Investors had high hopes of foreign investor’s contribution. And as the following World Bank researchers opined at the instigation of the QFII scheme:
…weak corporate governance in listed companies would lead to limited foreign portfolio investment to the PRC capital markets over the short term. However, the introduction of QFII program will likely have a positive impact on the development of [the] PRC capital market over the medium to long-term, and eventually on the method by which PRC listed companies handle corporate governance issues. Kim, Ho & St. Giles, (2003: 43)
A key objective thus has been for western governance practices to be introduced into the domestically Chinese listed companies, beyond that minority of firms which had already achieved concurrent offshore/overseas listings. Foreign investors and institutions have therefore been expected to bring with them a myriad of benefits to Chinese capital markets and their constituent companies, especially in augmenting corporate governance and thence, performance.
To introduce managerial experience from foreign investors, the China Banking Regulatory Commission (CBRC) has established five standards for foreign strategic investors (FSI). First, foreign shareholdings should be not less than 5 percent. Second, foreign strategic investors should hold their shares for at least 3 years. Third, foreign strategic investors should appoint directors and senior managers to help the invested banks. Fourth, foreign strategic investors should possess a strong financial position, management experience and willingness to cooperate. Fifth, a single foreign strategic investor should not invest in more than 2 Chinese banks. FSI into local banks (i.e. non-listed banks) has been previously capped at 15% and later revised to 25% Shen, Lu & Wu (2009). The minimum 10% stake for FSI, effectively, the taking on of previously state-owned shares, has an uncapped maximum in stock market listed firms.
FSI has facilitated corporate governance and performance improvements in the Chinese banks. For example, (Shen et al, 2009, Tan, (2013) and Luo, et al., (2014 – forthcoming) all document foreign investor contributions to governance and efficiency in Chinese banks.

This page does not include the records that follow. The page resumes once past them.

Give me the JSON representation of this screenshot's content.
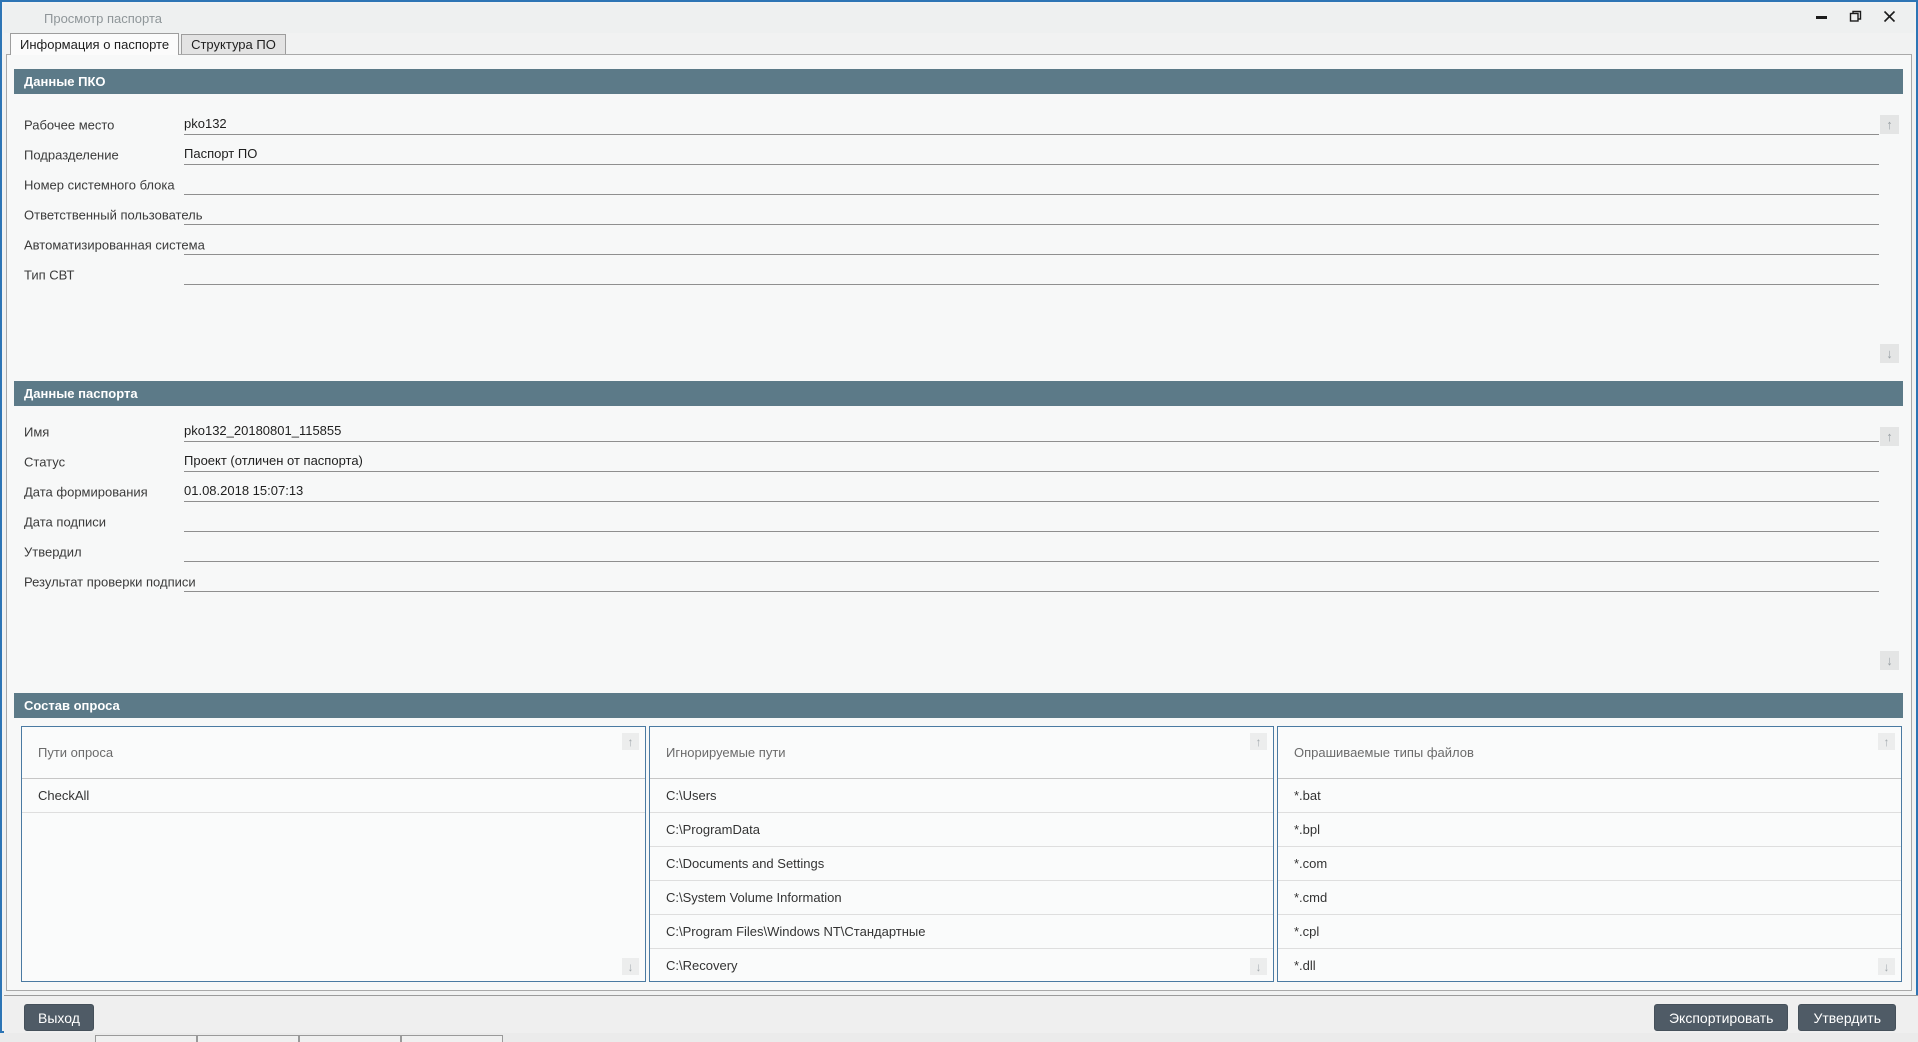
{
  "window": {
    "title": "Просмотр паспорта"
  },
  "tabs": [
    {
      "label": "Информация о паспорте",
      "active": true
    },
    {
      "label": "Структура ПО",
      "active": false
    }
  ],
  "sections": {
    "pko": {
      "title": "Данные ПКО",
      "fields": [
        {
          "label": "Рабочее место",
          "value": "pko132"
        },
        {
          "label": "Подразделение",
          "value": "Паспорт ПО"
        },
        {
          "label": "Номер системного блока",
          "value": ""
        },
        {
          "label": "Ответственный пользователь",
          "value": ""
        },
        {
          "label": "Автоматизированная система",
          "value": ""
        },
        {
          "label": "Тип СВТ",
          "value": ""
        }
      ]
    },
    "passport": {
      "title": "Данные паспорта",
      "fields": [
        {
          "label": "Имя",
          "value": "pko132_20180801_115855"
        },
        {
          "label": "Статус",
          "value": "Проект (отличен от паспорта)"
        },
        {
          "label": "Дата формирования",
          "value": "01.08.2018 15:07:13"
        },
        {
          "label": "Дата подписи",
          "value": ""
        },
        {
          "label": "Утвердил",
          "value": ""
        },
        {
          "label": "Результат проверки подписи",
          "value": ""
        }
      ]
    },
    "survey": {
      "title": "Состав опроса",
      "panels": [
        {
          "header": "Пути опроса",
          "items": [
            "CheckAll"
          ]
        },
        {
          "header": "Игнорируемые пути",
          "items": [
            "C:\\Users",
            "C:\\ProgramData",
            "C:\\Documents and Settings",
            "C:\\System Volume Information",
            "C:\\Program Files\\Windows NT\\Стандартные",
            "C:\\Recovery"
          ]
        },
        {
          "header": "Опрашиваемые типы файлов",
          "items": [
            "*.bat",
            "*.bpl",
            "*.com",
            "*.cmd",
            "*.cpl",
            "*.dll"
          ]
        }
      ]
    }
  },
  "buttons": {
    "exit": "Выход",
    "export": "Экспортировать",
    "approve": "Утвердить"
  },
  "icons": {
    "scroll_up": "↑",
    "scroll_down": "↓"
  },
  "colors": {
    "section_header_bg": "#5c7a88",
    "window_border": "#2d75b5",
    "panel_border": "#4a7aa2",
    "button_bg": "#4f5b66"
  }
}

The problem with QFII, FSI and other modes of foreign investment in the non-financial Chinese A shares of companies is that little has been done quantitatively to assess the impact empirically. Tan (2013) concludes that the impact has been limited, however his assessment was based on a small sample of telephone interviews in 2009. Moreover, he concedes that some mechanisms for engagement with Chinese companies, such as workshops with management were carried out.

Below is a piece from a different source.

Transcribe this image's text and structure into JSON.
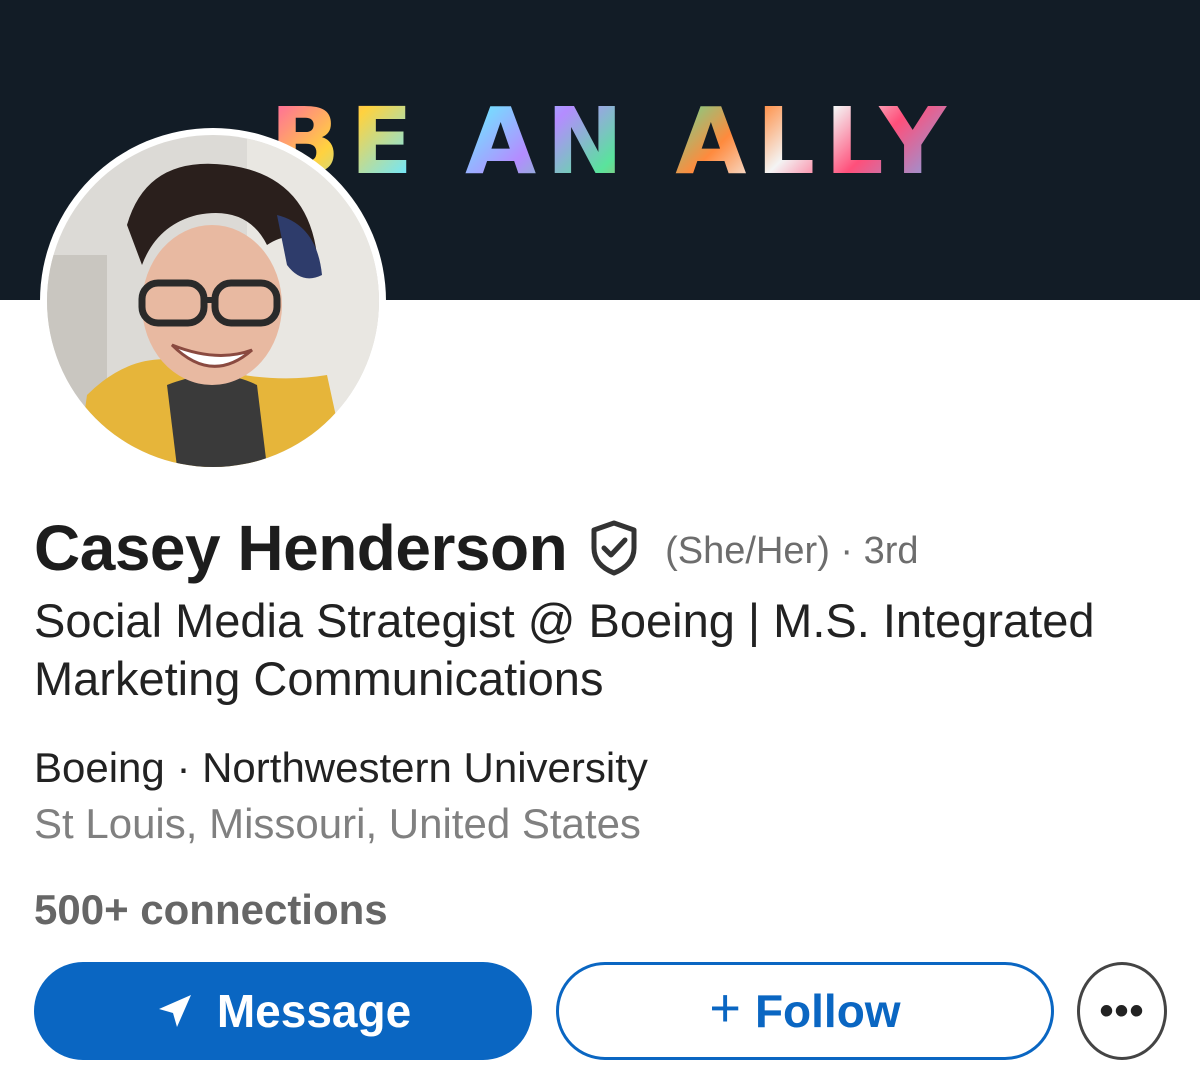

Moreover, I have found evidence of positive Chinese managerial responses to the demands, e.g. for transparency, even by the smallest of institutional investors, suggesting that foreign investors can have a leveraged form of ownership power, beyond their commensurate voting rights in the Chinese companies.
What can be gleaned from the recent announcement goes beyond mere stimulus. It seems reasonable to infer that the Chinese regulators want to transliterate the benefits of FSI and bring into line the benefits QFII could bring as incentivized owners, monitors and even strategic assistants in the Chinese listed companies. This therefore forms part of a broader strategy in the development of Chinese capital markets and in particular raising the standards, competitiveness and financing capabilities of Chinese listed firms.
Samuel Beatson is a PhD Candidate in the School of Contemporary Chinese Studies, University of Nottingham.